Overall, even though it's a bit tonally confused, it's an emotional eye-opening roller coaster. Definitely worth a watch.
I wanted more...
When I saw the trailer of this movie, I thought it will be something that will change my vision about meat, that will blow my mind, sadly it wasn't what I expected.

It did not make me cry, and I'm a person who usually gets sad or cry at the emotional film scenes. After an hour from the beginning of watching the movie, I guessed what was about to happen, because is cliché.

All I loved about the movie is the beautiful Okja, and the passion to protect her.

There should has been more explicative scenes about the business, about the companies. I think it's not emotional enough, and I don't think after seeing this movie a lot of people will get vegan.

After all this is supposed to be a movie who motivates you to be vegan ? Because I don't think so, the girl eaten a fish, and in front of her home, there was some chickens and shells that she will probably eat.

Oh the end... she was at home, all alright, Okja and the little one were safe, but what about the rest of transformed pigs ? I expected a scene were people are protesting against the company, were the FLA is fighting.
This film will change you
Okja is the beauty and horror of this world today.
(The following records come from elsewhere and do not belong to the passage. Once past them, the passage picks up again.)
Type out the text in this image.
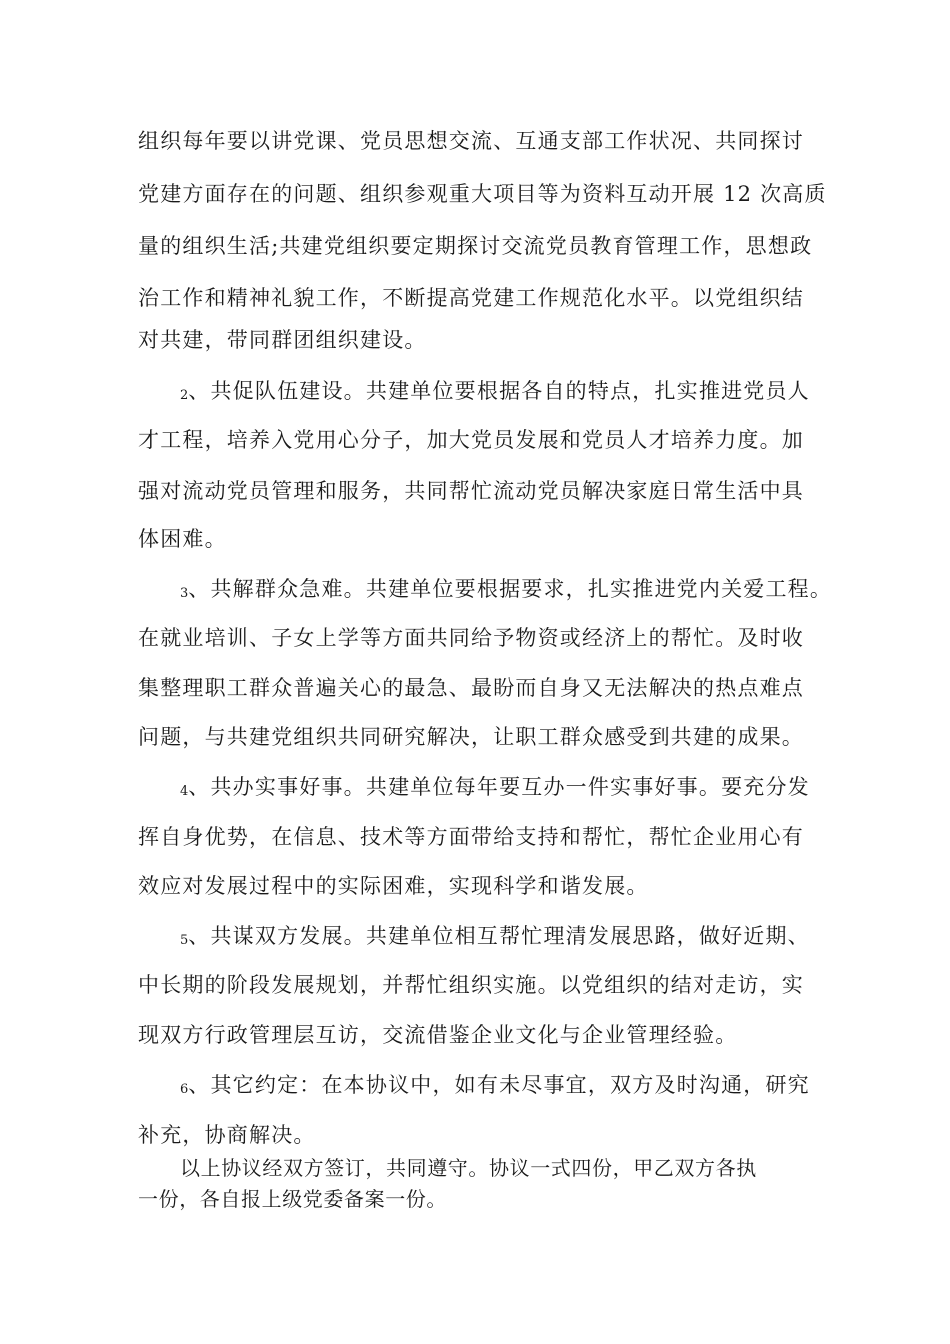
组织每年要以讲党课、党员思想交流、互通支部工作状况、共同探讨
党建方面存在的问题、组织参观重大项目等为资料互动开展 12 次高质
量的组织生活;共建党组织要定期探讨交流党员教育管理工作，思想政
治工作和精神礼貌工作，不断提高党建工作规范化水平。以党组织结
对共建，带同群团组织建设。
2、共促队伍建设。共建单位要根据各自的特点，扎实推进党员人
才工程，培养入党用心分子，加大党员发展和党员人才培养力度。加
强对流动党员管理和服务，共同帮忙流动党员解决家庭日常生活中具
体困难。
3、共解群众急难。共建单位要根据要求，扎实推进党内关爱工程。
在就业培训、子女上学等方面共同给予物资或经济上的帮忙。及时收
集整理职工群众普遍关心的最急、最盼而自身又无法解决的热点难点
问题，与共建党组织共同研究解决，让职工群众感受到共建的成果。
4、共办实事好事。共建单位每年要互办一件实事好事。要充分发
挥自身优势，在信息、技术等方面带给支持和帮忙，帮忙企业用心有
效应对发展过程中的实际困难，实现科学和谐发展。
5、共谋双方发展。共建单位相互帮忙理清发展思路，做好近期、
中长期的阶段发展规划，并帮忙组织实施。以党组织的结对走访，实
现双方行政管理层互访，交流借鉴企业文化与企业管理经验。
6、其它约定：在本协议中，如有未尽事宜，双方及时沟通，研究
补充，协商解决。
以上协议经双方签订，共同遵守。协议一式四份，甲乙双方各执
一份，各自报上级党委备案一份。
The images will stay with me of our relationships with animals and how we treat them and shut our minds off to the cruelty they receive to meet consumer demands. Now the idea of eating meat is abhorrent to me. Watch this film and wake up!
Waste of time
Really nothing to say about this movie. almost useless... cheap Hollywood with a sense of a (fake) S.Korea mixed with Balkan soundtracks...so shame to read so biased positive comments for this movie. People must be paid to write good reviews for such movies. or they suffer severe brain damage. cannot explain otherwise.
Intelligent film with a message
You quickly grow to love Okja and the girl Mija, but then suddenly the story takes off at full speed. The film, while 2 hours long, doesn't waste any time and moves from scene to scene at a brisk pace.

The movie itself is entertaining, and viewer walks away with a new understanding of the pain and suffering animals go through to bring meat to the table.

This movie was a life changing lesson for me - it gets 10 stars
Won't radically alter one's perspective but it is good fun
I really wanted this film to be more than a "slaughterhouses are bad and animals are special movie" but it adds nothing to any of the feelings or thoughts already expressed on the matter. Don't get me wrong, it's an important message and it's well presented here, but it's done in a mostly darkly cartoonish way that won't radically alter one's perspective. But it is good fun.

The movie wants you to care about all the pigs but really it's just Okja that matters. Not to mention it seems to chicken out after it begins to give a conscience to the food factory. As great as saving beautiful animals is, the whole idea behind these pigs is to eliminate world hunger, so like, what does the movie have to say about that moral conundrum? Eh, not much. Okja cute and the girl is too (though she's so one-dimensionally obsessed with Okja she's hard to really care about).